The White House soon after issued a statement from President Obama, a former smoker himself, applauding the announcement: "As one of the largest retailers and pharmacies in America, CVS Caremark sets a powerful example, and today's decision will help advance my Administration's efforts to reduce tobacco-related deaths, cancer, and heart disease, as well as bring down health care costs -- ultimately saving lives and protecting untold numbers of families from pain and heartbreak for years to come."
 
Sarah Kliff's report added that public health advocates hope will the CVS announcement "will become a watershed and pressure other large drug store franchises to follow suit."
 
And it very well might.
 
Annie-Rose Strasser made the case that developments like these matter, whether someone buys tobacco products or not.

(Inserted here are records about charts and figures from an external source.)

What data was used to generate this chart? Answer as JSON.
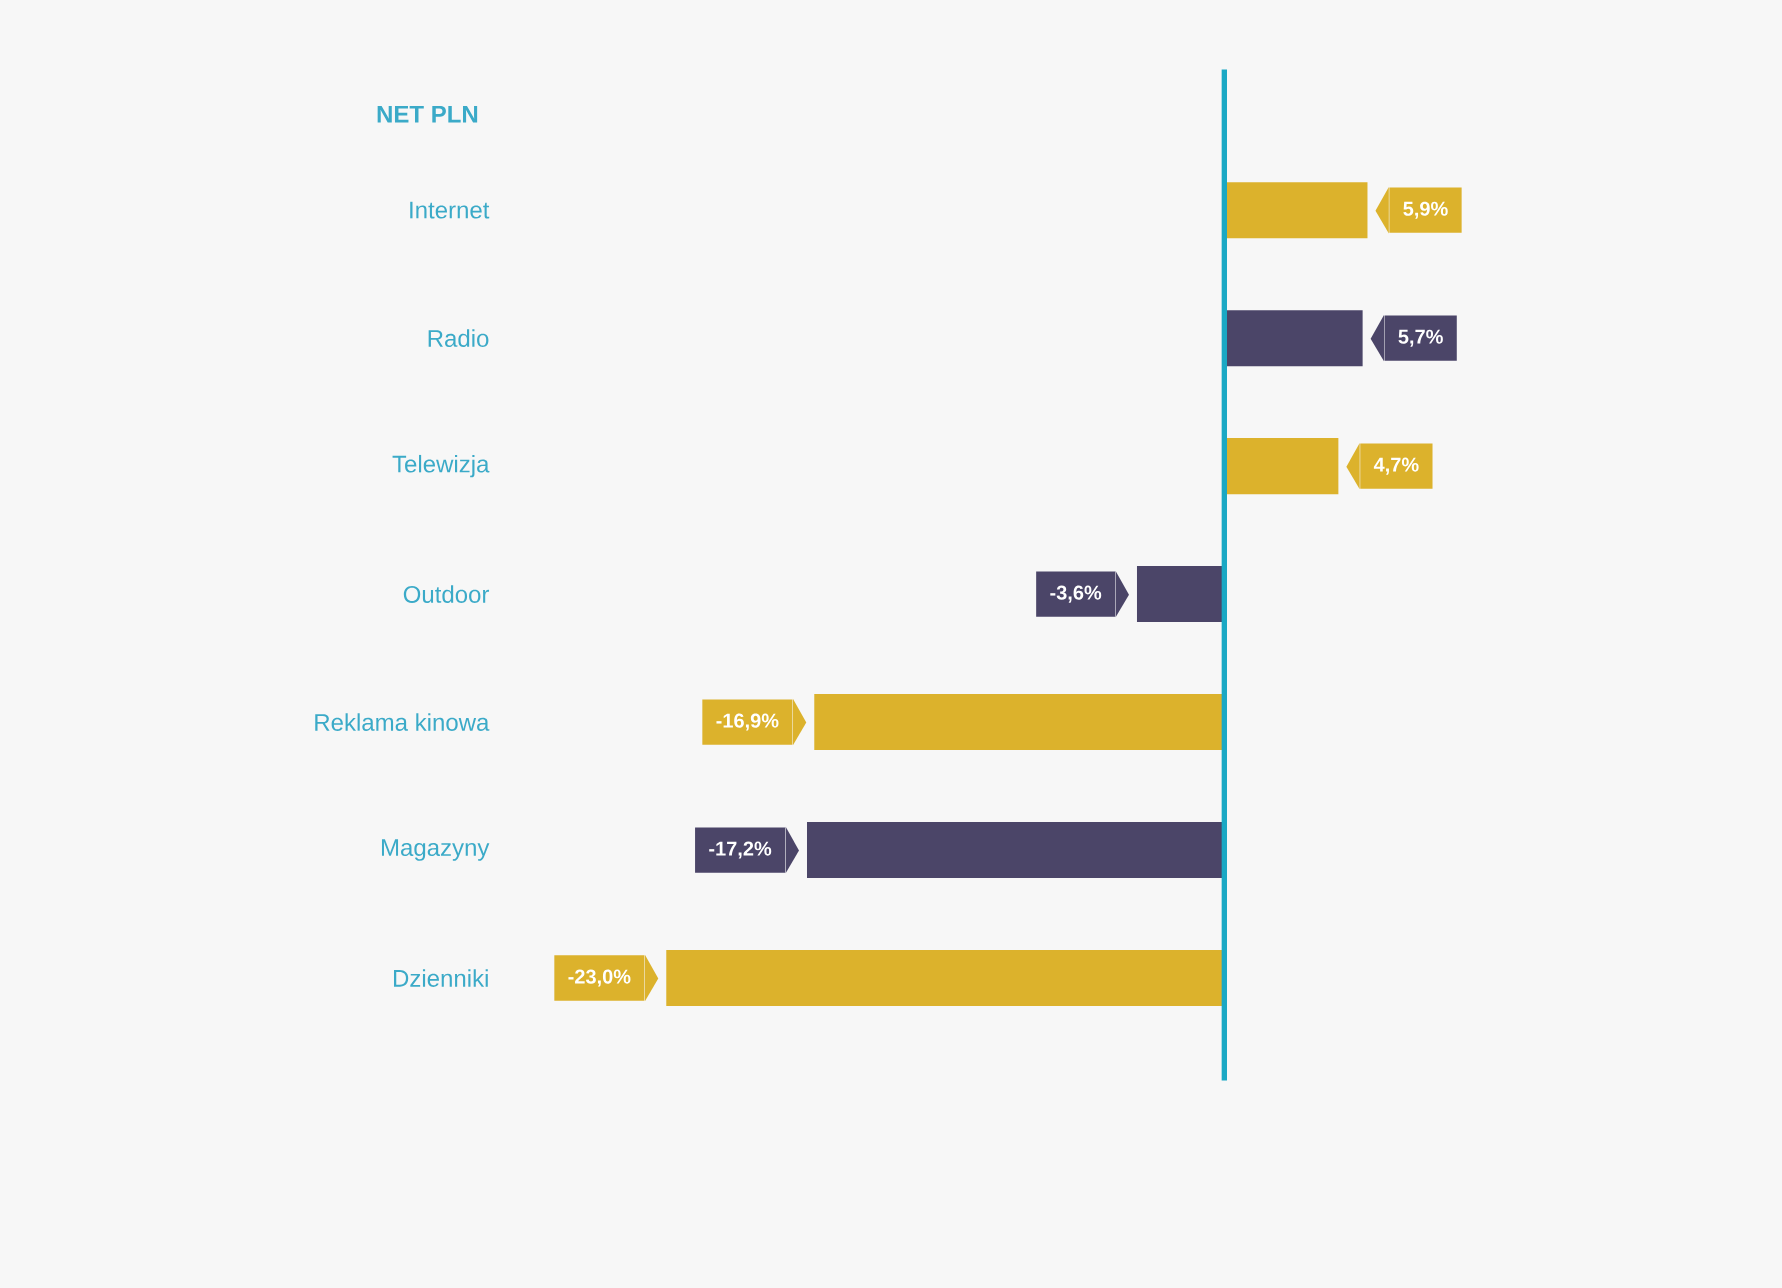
{
  "chart_data": {
    "type": "bar",
    "orientation": "horizontal",
    "title": "NET PLN",
    "categories": [
      "Internet",
      "Radio",
      "Telewizja",
      "Outdoor",
      "Reklama kinowa",
      "Magazyny",
      "Dzienniki"
    ],
    "values": [
      5.9,
      5.7,
      4.7,
      -3.6,
      -16.9,
      -17.2,
      -23.0
    ],
    "value_labels": [
      "5,9%",
      "5,7%",
      "4,7%",
      "-3,6%",
      "-16,9%",
      "-17,2%",
      "-23,0%"
    ],
    "colors": [
      "#dcb22c",
      "#4b4568",
      "#dcb22c",
      "#4b4568",
      "#dcb22c",
      "#4b4568",
      "#dcb22c"
    ],
    "tick_labels": "y",
    "ref_lines": [
      {
        "axis": "x",
        "value": 0,
        "color": "#1aa8c4"
      }
    ]
  }
}
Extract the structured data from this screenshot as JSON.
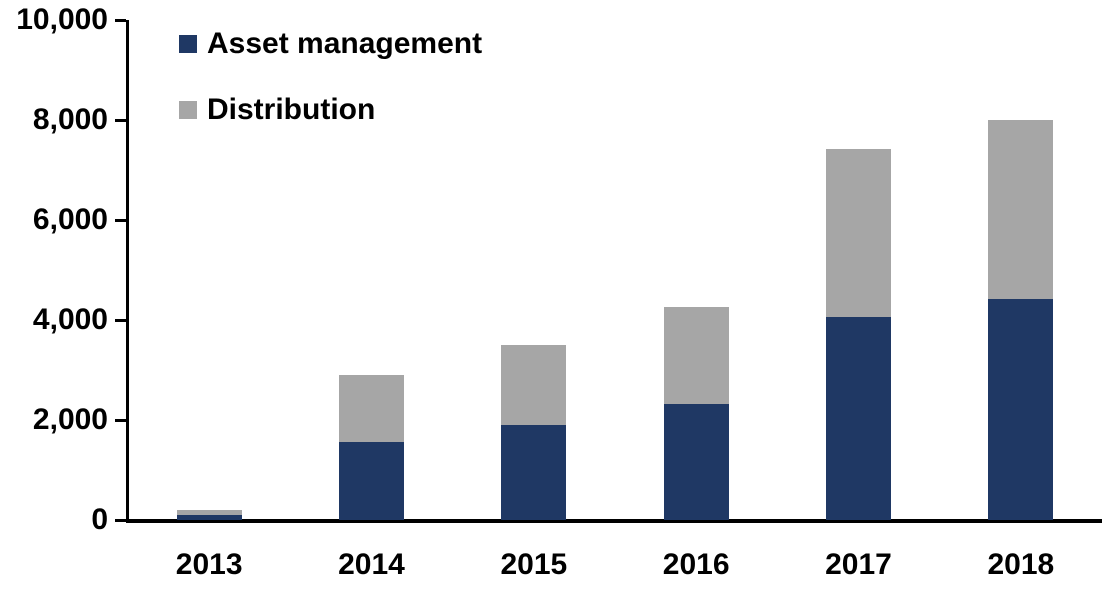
{
  "chart_data": {
    "type": "bar",
    "stacked": true,
    "title": "",
    "xlabel": "",
    "ylabel": "",
    "categories": [
      "2013",
      "2014",
      "2015",
      "2016",
      "2017",
      "2018"
    ],
    "series": [
      {
        "name": "Asset management",
        "color": "#1F3864",
        "values": [
          100,
          1550,
          1900,
          2320,
          4050,
          4420
        ]
      },
      {
        "name": "Distribution",
        "color": "#A6A6A6",
        "values": [
          100,
          1330,
          1600,
          1930,
          3350,
          3580
        ]
      }
    ],
    "ylim": [
      0,
      10000
    ],
    "yticks": [
      0,
      2000,
      4000,
      6000,
      8000,
      10000
    ],
    "ytick_labels": [
      "0",
      "2,000",
      "4,000",
      "6,000",
      "8,000",
      "10,000"
    ],
    "grid": false,
    "legend_position": "top-left-inside"
  },
  "colors": {
    "background": "#FFFFFF",
    "axis": "#000000",
    "text": "#000000"
  }
}
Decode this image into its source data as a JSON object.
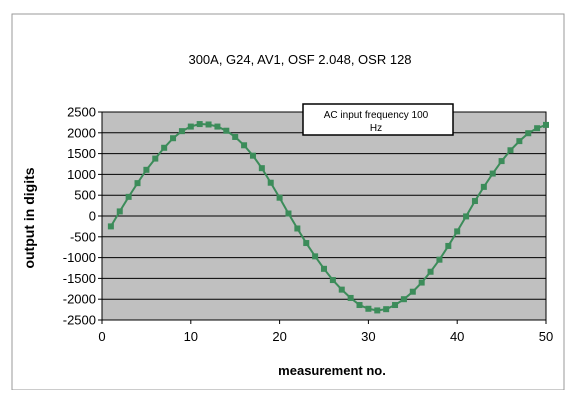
{
  "chart_data": {
    "type": "line",
    "title": "300A, G24, AV1, OSF 2.048, OSR 128",
    "xlabel": "measurement no.",
    "ylabel": "output in digits",
    "xlim": [
      0,
      50
    ],
    "ylim": [
      -2500,
      2500
    ],
    "xticks": [
      0,
      10,
      20,
      30,
      40,
      50
    ],
    "yticks": [
      2500,
      2000,
      1500,
      1000,
      500,
      0,
      -500,
      -1000,
      -1500,
      -2000,
      -2500
    ],
    "grid": "horizontal",
    "annotation": "AC input frequency 100 Hz",
    "colors": {
      "series": "#3c8c5a",
      "plot_bg": "#c0c0c0",
      "border": "#000000",
      "frame": "#999999"
    },
    "series": [
      {
        "x": [
          1,
          2,
          3,
          4,
          5,
          6,
          7,
          8,
          9,
          10,
          11,
          12,
          13,
          14,
          15,
          16,
          17,
          18,
          19,
          20,
          21,
          22,
          23,
          24,
          25,
          26,
          27,
          28,
          29,
          30,
          31,
          32,
          33,
          34,
          35,
          36,
          37,
          38,
          39,
          40,
          41,
          42,
          43,
          44,
          45,
          46,
          47,
          48,
          49,
          50
        ],
        "values": [
          -250,
          110,
          460,
          790,
          1110,
          1380,
          1640,
          1870,
          2040,
          2150,
          2210,
          2200,
          2150,
          2050,
          1900,
          1700,
          1450,
          1150,
          800,
          440,
          60,
          -300,
          -650,
          -970,
          -1270,
          -1540,
          -1770,
          -1970,
          -2140,
          -2230,
          -2270,
          -2240,
          -2140,
          -2000,
          -1820,
          -1600,
          -1340,
          -1050,
          -720,
          -370,
          -10,
          360,
          700,
          1020,
          1320,
          1580,
          1800,
          1990,
          2110,
          2190
        ]
      }
    ]
  }
}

CVS's decision is a big blow to already-struggling tobacco companies. Cigarette sales have been falling nationally, and are largely propped up by retail sales. Rates of smoking are also decreasing, from a high of 42 percent of Americans in the 1960s to just 21 percent of Americans today. But the negative health effects of smoking remain immutable. Smoking has killed over 20 million Americans in the last 50 years. About 400,000 people a year die from smoking-related diseases. And a report by the surgeon general predicts that 5.6 million children in the United States will die prematurely unless rates of smoking drop further. That directly impacts Americans consumers in the form of health costs. The country spends about $96 billion annually on health care related to smoking illnesses -- and about $58.3 billion of that comes from the government, meaning it's a cost passed on to taxpayers. Cessation programs like the one CVS is launching could help reverse this, though.

For its part, Walgreens responded, "We have been evaluating this product category for some time to balance the choices our customers expect from us, with their ongoing health needs. We will continue to evaluate the choice of products our customers want, while also helping to educate them and providing smoking cessation products and alternatives that help to reduce the demand for tobacco products."